For this reason, it may have come as a surprise to many when it was announced that Winterbottom would be directing Angelina Jolie in 2007's `A Mighty Heart'. The coming together of a Hollywood A lister of Jolie's stature, with the low-key, independent style of Winterbottom would surely be destined to fail. Thankfully, any doubts there may have been regarding such a pairing are immediately shattered, in what must surely be considered career bests for both Winterbottom and Jolie. Telling the tragic story of the kidnap and murder of American journalist Danny Pearl at the hand of a group of terrorists in Pakistan, `A Mighty Heart' details the investigation and ultimately unsuccessful attempts to rescue Danny from his captors.
As opposed to Winterbottom's previous work, the film's narrative structure is played out in a linear fashion, possessing a documentary style that serves to make the unfolding tragedy feel all the more real. In many ways `A Mighty Heart' treads a very thin line to absolute perfection, never once crossing over into melodrama or running into the political pitfalls that could so easily tarnish a film of its kind. An achievement clearly beyond the reach of so many post 9/11 political films. Take for example Gavin Hood's abysmal `Rendition' (2007), a film which took potentially interesting subject matter, only to set about pissing all over it with a stream of contrived, insincere nonsense and dumbed-down, Hollywood plot devices, with no concern for developing its central characters. It is precisely here that `A Mighty Heart' succeeds, making no attempt at preaching to its audience and focussing solely on the relationships between its key characters as they each experience the series of appalling events.

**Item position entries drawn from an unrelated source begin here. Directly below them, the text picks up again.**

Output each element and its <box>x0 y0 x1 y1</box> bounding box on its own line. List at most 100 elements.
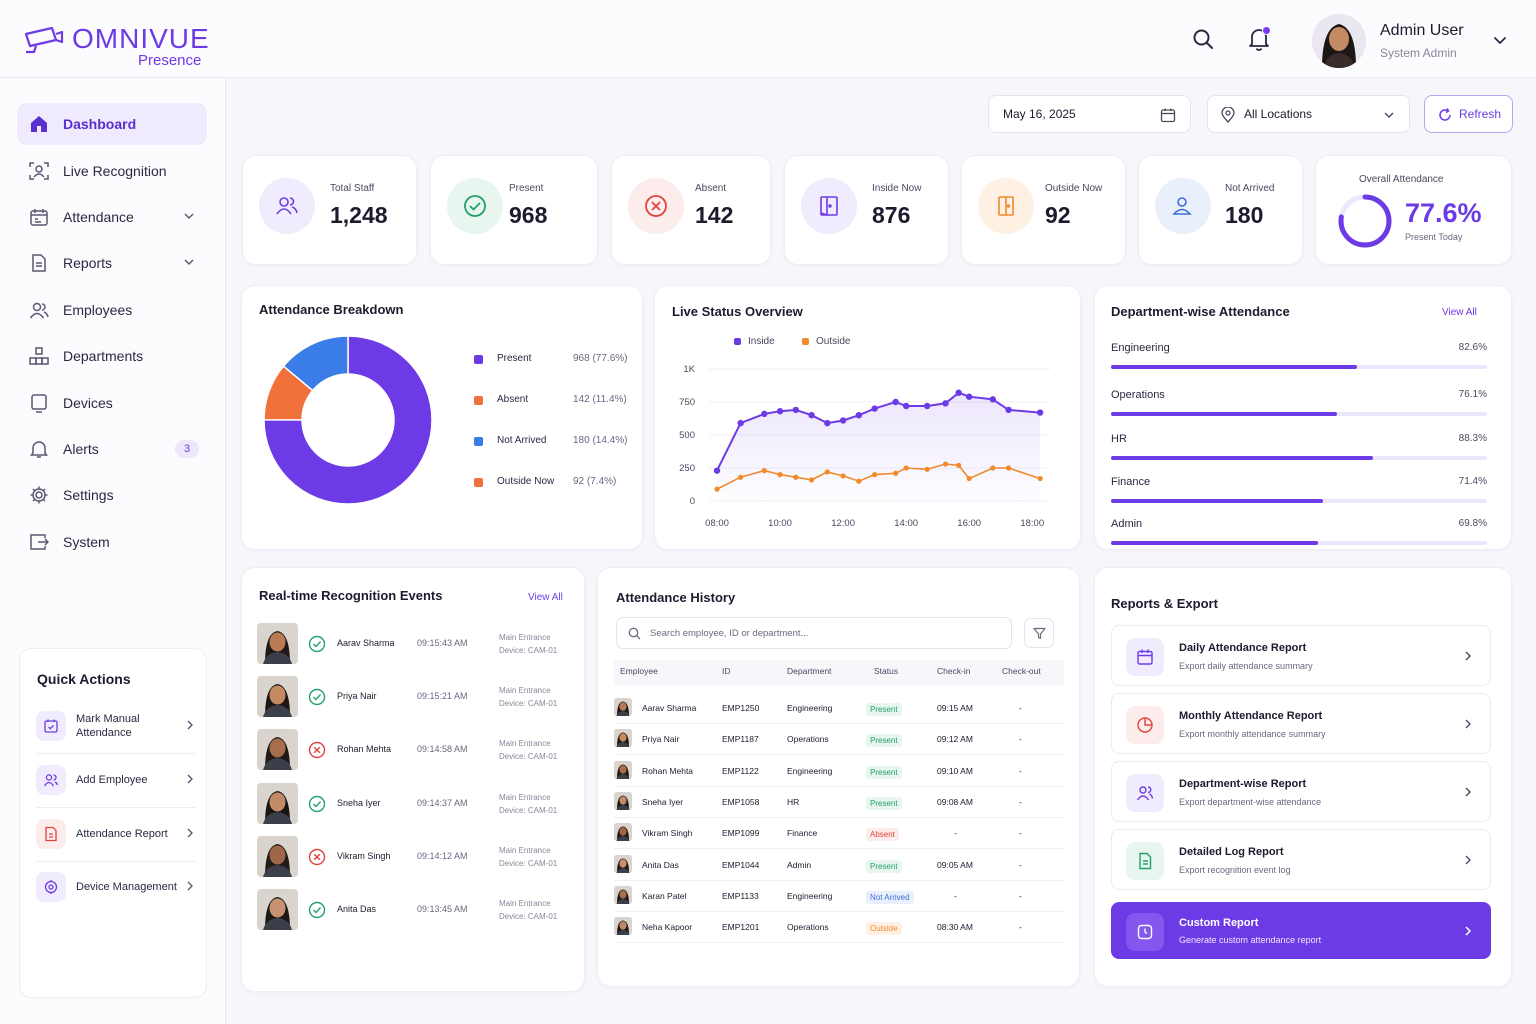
event-location: Main Entrance Device: CAM-01 <box>499 631 557 657</box>
event-time: 09:14:58 AM <box>417 744 468 755</box>
divider <box>36 861 196 862</box>
stat-card-outside-now[interactable]: Outside Now 92 <box>961 155 1126 265</box>
table-row[interactable]: Aarav Sharma EMP1250 Engineering Present 09:… <box>614 693 1064 724</box>
filter-button[interactable] <box>1024 618 1054 648</box>
sidebar-item-employees[interactable]: Employees <box>17 289 207 331</box>
top-bar: OMNIVUE Presence Admin User System Admin <box>0 0 1536 78</box>
sidebar-item-dashboard[interactable]: Dashboard <box>17 103 207 145</box>
employee-photo <box>257 623 298 664</box>
table-row[interactable]: Anita Das EMP1044 Admin Present 09:05 AM - <box>614 850 1064 881</box>
inside-data-point <box>902 402 910 410</box>
chevron-right-icon[interactable] <box>184 827 196 839</box>
quick-action-device-management[interactable]: Device Management <box>36 867 196 907</box>
stat-card-present[interactable]: Present 968 <box>430 155 598 265</box>
chevron-right-icon[interactable] <box>184 880 196 892</box>
department-name: Engineering <box>787 703 833 713</box>
y-tick-label: 500 <box>679 430 695 441</box>
event-row[interactable]: Sneha Iyer 09:14:37 AM Main Entrance Device… <box>257 782 572 825</box>
user-avatar[interactable] <box>1312 14 1366 68</box>
quick-action-label: Attendance Report <box>76 828 168 840</box>
chevron-down-icon[interactable] <box>1492 32 1508 53</box>
employee-photo <box>257 676 298 718</box>
report-monthly-attendance[interactable]: Monthly Attendance Report Export monthly… <box>1111 693 1491 754</box>
brand-subtitle: Presence <box>138 52 202 69</box>
table-row[interactable]: Vikram Singh EMP1099 Finance Absent - - <box>614 818 1064 850</box>
recognition-events-card: Real-time Recognition Events View All Aa… <box>241 567 585 992</box>
report-department-wise[interactable]: Department-wise Report Export department… <box>1111 761 1491 822</box>
gear-icon <box>30 486 48 504</box>
stat-card-inside-now[interactable]: Inside Now 876 <box>784 155 949 265</box>
sidebar-item-devices[interactable]: Devices <box>17 382 207 424</box>
location-select[interactable]: All Locations <box>1207 95 1410 133</box>
chevron-right-icon <box>1465 651 1471 661</box>
inside-data-point <box>792 406 800 414</box>
table-row[interactable]: Priya Nair EMP1187 Operations Present 09:12 … <box>614 724 1064 756</box>
quick-action-add-employee[interactable]: Add Employee <box>36 760 196 800</box>
table-row[interactable]: Karan Patel EMP1133 Engineering Not Arrived… <box>614 881 1064 912</box>
sidebar-item-alerts[interactable]: Alerts 3 <box>17 428 207 470</box>
search-icon <box>628 627 641 640</box>
sidebar-item-label: Employees <box>63 302 133 318</box>
event-row[interactable]: Anita Das 09:13:45 AM Main Entrance Device:… <box>257 889 572 931</box>
sidebar-item-live-recognition[interactable]: Live Recognition <box>17 150 207 192</box>
refresh-button[interactable]: Refresh <box>1424 95 1513 133</box>
notification-dot <box>1262 26 1271 35</box>
department-percent: 76.1% <box>1458 389 1487 400</box>
event-time: 09:15:21 AM <box>417 691 468 702</box>
report-detailed-log[interactable]: Detailed Log Report Export recognition e… <box>1111 829 1491 890</box>
department-attendance-card: Department-wise Attendance View All Engi… <box>1094 285 1512 550</box>
sidebar-item-reports[interactable]: Reports <box>17 242 207 284</box>
brand-logo[interactable]: OMNIVUE Presence <box>22 24 210 69</box>
report-daily-attendance[interactable]: Daily Attendance Report Export daily att… <box>1111 625 1491 686</box>
chevron-down-icon[interactable] <box>183 210 195 222</box>
search-icon[interactable] <box>1190 26 1216 52</box>
sidebar-item-label: Attendance <box>63 209 134 225</box>
outside-data-point <box>924 466 930 472</box>
event-row[interactable]: Aarav Sharma 09:15:43 AM Main Entrance Devi… <box>257 623 572 665</box>
employee-photo <box>614 885 632 904</box>
history-search-input[interactable]: Search employee, ID or department... <box>616 617 1012 649</box>
check-out-time: - <box>1019 765 1022 776</box>
sidebar-item-settings[interactable]: Settings <box>17 474 207 516</box>
inside-data-point <box>965 393 973 400</box>
legend-label: Absent <box>497 394 529 405</box>
table-row[interactable]: Sneha Iyer EMP1058 HR Present 09:08 AM - <box>614 787 1064 818</box>
legend-swatch-outside <box>802 338 809 345</box>
notification-bell-icon[interactable] <box>1246 26 1272 52</box>
stat-card-absent[interactable]: Absent 142 <box>611 155 771 265</box>
chevron-right-icon[interactable] <box>184 773 196 785</box>
event-row[interactable]: Vikram Singh 09:14:12 AM Main Entrance Devi… <box>257 835 572 878</box>
stat-label: Absent <box>695 183 727 194</box>
overall-attendance-card[interactable]: Overall Attendance 77.6% Present Today <box>1315 155 1512 265</box>
outside-data-point <box>777 472 783 478</box>
stat-card-total-staff[interactable]: Total Staff 1,248 <box>242 155 417 265</box>
view-all-link[interactable]: View All <box>528 592 563 603</box>
report-subtitle: Export department-wise attendance <box>1179 797 1322 807</box>
legend-not-arrived: Not Arrived 180 (14.4%) <box>474 435 634 449</box>
sidebar-item-attendance[interactable]: Attendance <box>17 196 207 238</box>
stat-label: Inside Now <box>872 183 922 194</box>
stat-card-not-arrived[interactable]: Not Arrived 180 <box>1138 155 1303 265</box>
divider <box>36 753 196 754</box>
view-all-link[interactable]: View All <box>1442 307 1477 318</box>
event-row[interactable]: Priya Nair 09:15:21 AM Main Entrance Device… <box>257 676 572 718</box>
event-time: 09:14:37 AM <box>417 797 468 808</box>
table-row[interactable]: Rohan Mehta EMP1122 Engineering Present 09:1… <box>614 756 1064 787</box>
report-custom[interactable]: Custom Report Generate custom attendance… <box>1111 902 1491 959</box>
date-picker[interactable]: May 16, 2025 <box>988 95 1191 133</box>
quick-action-attendance-report[interactable]: Attendance Report <box>36 814 196 854</box>
chevron-right-icon[interactable] <box>184 719 196 731</box>
sidebar-item-departments[interactable]: Departments <box>17 335 207 377</box>
event-time: 09:13:45 AM <box>417 904 468 914</box>
legend-absent: Absent 142 (11.4%) <box>474 394 634 408</box>
user-name[interactable]: Admin User <box>1380 22 1464 39</box>
employee-name: Aarav Sharma <box>337 638 395 648</box>
table-row[interactable]: Neha Kapoor EMP1201 Operations Outside 08:30… <box>614 912 1064 944</box>
chevron-down-icon[interactable] <box>183 256 195 268</box>
department-percent: 82.6% <box>1458 342 1487 353</box>
quick-action-mark-attendance[interactable]: Mark Manual Attendance <box>36 706 196 746</box>
event-row[interactable]: Rohan Mehta 09:14:58 AM Main Entrance Devic… <box>257 729 572 771</box>
calendar-icon <box>1126 638 1164 676</box>
sidebar-item-system[interactable]: System <box>17 521 207 563</box>
calendar-icon <box>30 209 48 226</box>
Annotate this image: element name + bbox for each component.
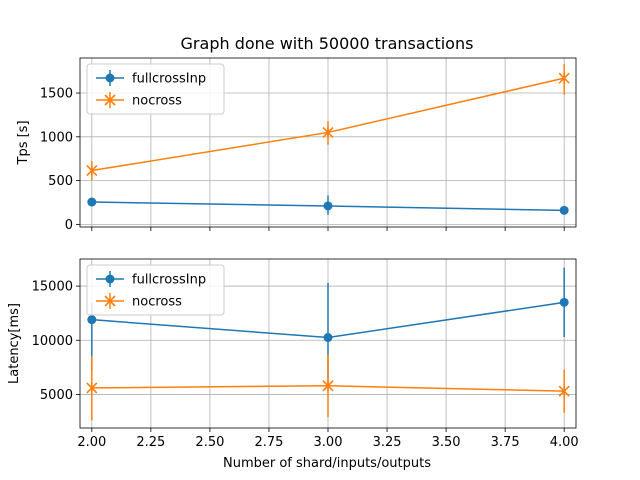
chart-panel-1: 0 500 1000 1500 Tps [s] fullcrossInp nocross (16, 57, 577, 233)
series-nocross (86, 64, 570, 181)
data-point (558, 72, 570, 84)
legend-box (86, 63, 225, 115)
legend-item-nocross: nocross (96, 293, 182, 310)
legend-item-nocross: nocross (96, 92, 182, 109)
x-tick-label: 3.00 (314, 435, 343, 450)
data-point (559, 297, 569, 307)
x-axis-label: Number of shard/inputs/outputs (223, 456, 431, 471)
figure-title: Graph done with 50000 transactions (181, 34, 474, 53)
legend-box (86, 264, 225, 316)
plot-frame (79, 258, 577, 429)
plot-frame (79, 57, 577, 228)
x-tick-label: 2.25 (136, 435, 165, 450)
legend-label: fullcrossInp (132, 72, 206, 87)
data-point (559, 205, 569, 215)
y-tick-label: 500 (48, 174, 73, 189)
x-tick-label: 3.50 (432, 435, 461, 450)
legend-label: nocross (132, 94, 182, 109)
y-tick-label: 0 (65, 218, 73, 233)
data-point (86, 164, 98, 177)
y-tick-label: 15000 (32, 280, 73, 295)
series-fullcrossInp (87, 267, 569, 388)
legend-label: nocross (132, 295, 182, 310)
y-tick-label: 1500 (40, 87, 73, 102)
legend-marker (105, 274, 115, 284)
x-tick-label: 3.25 (373, 435, 402, 450)
legend-marker (105, 73, 115, 83)
y-tick-label: 10000 (32, 334, 73, 349)
legend-marker (104, 295, 116, 307)
data-point (87, 197, 97, 207)
data-point (323, 333, 333, 343)
y-axis-label: Latency[ms] (7, 303, 22, 384)
data-point (558, 385, 570, 397)
y-tick-label: 5000 (40, 388, 73, 403)
data-point (322, 126, 334, 138)
x-tick-label: 2.50 (195, 435, 224, 450)
y-tick-label: 1000 (40, 130, 73, 145)
series-nocross (86, 354, 570, 421)
x-tick-label: 2.75 (254, 435, 283, 450)
data-point (323, 201, 333, 211)
legend: fullcrossInp nocross (86, 264, 225, 316)
x-tick-label: 3.75 (491, 435, 520, 450)
legend-label: fullcrossInp (132, 273, 206, 288)
y-axis-label: Tps [s] (16, 120, 31, 165)
legend-marker (104, 94, 116, 106)
legend-item-fullcrossInp: fullcrossInp (96, 70, 206, 87)
chart-panel-2: 2.00 2.25 2.50 2.75 3.00 3.25 3.50 3.75 4.00 5000… (7, 258, 579, 450)
legend: fullcrossInp nocross (86, 63, 225, 115)
data-point (86, 382, 98, 394)
x-tick-label: 4.00 (550, 435, 579, 450)
series-fullcrossInp (87, 195, 569, 215)
x-tick-label: 2.00 (77, 435, 106, 450)
data-point (87, 315, 97, 325)
legend-item-fullcrossInp: fullcrossInp (96, 271, 206, 288)
data-point (322, 380, 334, 392)
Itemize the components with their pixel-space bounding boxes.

Through her portrayal of Mariane Pearl, Danny's wife, Jolie really demonstrates her ability as one of Hollywood's finest talents, giving an astonishingly powerful performance. Throughout the film, as the police are conducting their search for her kidnapped husband, Jolie's depiction of Mariane is both dignified and graceful, beautifully emphasising the remarkable strength of the real-life Mariane Pearl. By never allowing her performance to veer into melodrama during the search for Danny, the scene in which she is finally told of his death is made all the more harrowing and painful to watch, as we see her finally crumble under the weight of the ordeal she has been through, in a sequence that is both unremitting and overwhelming in its realism. What makes this scene particularly heart-wrenching is the air of inevitability in the lead up towards it, as we know from the start that this moment will eventually arrive, making it doubly distressing when it does.
In a film that could so easily have resulted in leaving its audience with a sense of anger or hatred, the predominant tone of `A Mighty Heart' is one of hope. Through the terrible loss of her husband, Mariane appears unmoved and even more determined that racial and religious relations can only be resolved through maintaining a dialogue with one another, as opposed to violence and terror. A film of rare subtlety and unflinching tragedy, `A Mighty Heart' is a brilliantly understated accomplishment from Winterbottom, further cementing his status as one of Britain's most exciting and versatile directors.